その曲がダイアモンドヘッドであり、作ったのがベンチャーズだということを知ったのは級友と福間の海水浴場に行ったときだった。キャンプファイアーを囲んでいるところで、級友が音響機器を持ち込んでベンチャーズの曲だと言って流してくれたのだ。このときエレキ特有の音調に溶け込んでいく自分を感じながら、聴き逃すまいと懸命に耳を傾けた。
当時、ビートルズもベンチャーズと並んで日本の音楽界に大きな影響を与えていたようだったが、その音楽性や才能の凄さを理解できずにいた。耳にうるさく聞こえていただけだった。苦手な英語で喚いているというのも気に喰わなかった。長髪スタイルも軟弱のように思え、嫌だった。ビートルズはまだ聞くに耐えられたが、ローリングストーンズに至っては、その恰好や狂信的な叫び声に拒絶反応を起こしていた。こうした偏見は、自分が体育会系の人間だったということも一因にあった。

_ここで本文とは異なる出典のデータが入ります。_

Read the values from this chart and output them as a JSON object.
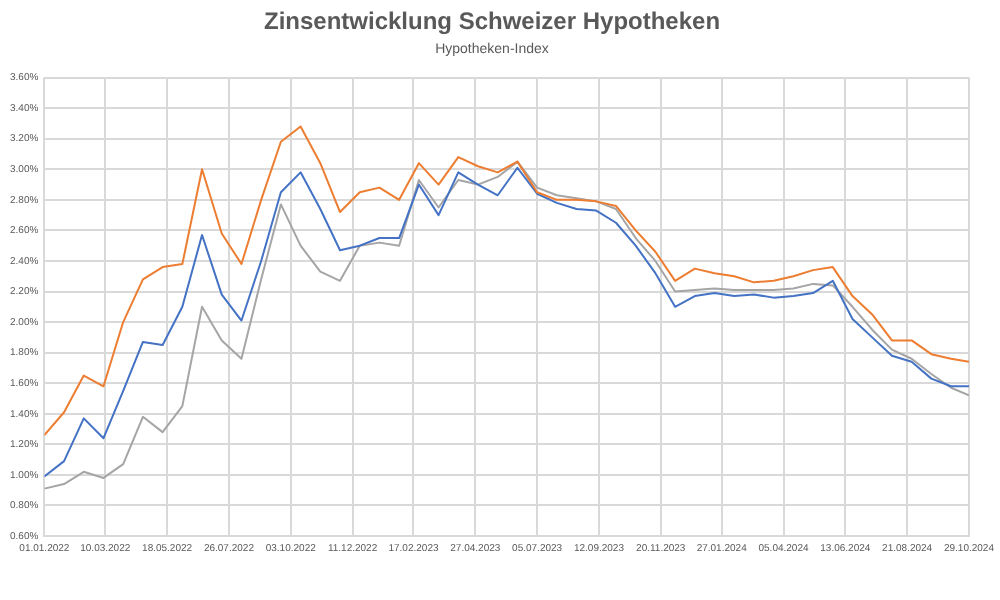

その点、ベンチャーズは髪が短く、演奏する姿も紳士的に思えた。楽器の演奏だけだという点でも、心地良く入り込んでいくことができた。
最近、ベンチャーズのリーダー、ドン・ウィルソンさんがテレビに映っていた。82歳になっていた。最後の日本ツァーとなる公演活動やファンとの温かい交流を収録した番組だった。どの会場も青春を取り戻そうとする高齢者が多く、ベンチャーズを愛し続けてきた顔で溢れていた。「日本は第二の故郷です」。ウィルソンさんがそう呟いたときの表情が印象的だった。
20年ほど前、仕事でハワイに行ったとき、ワイキキ・ビーチから恐竜の背のような山(外輪山)が見えた。その山がダイアモンドヘッドであり、この山を題材にベンチャーズが「ダイアモンドヘッド」を作曲したということを、このとき知ることができたのだった。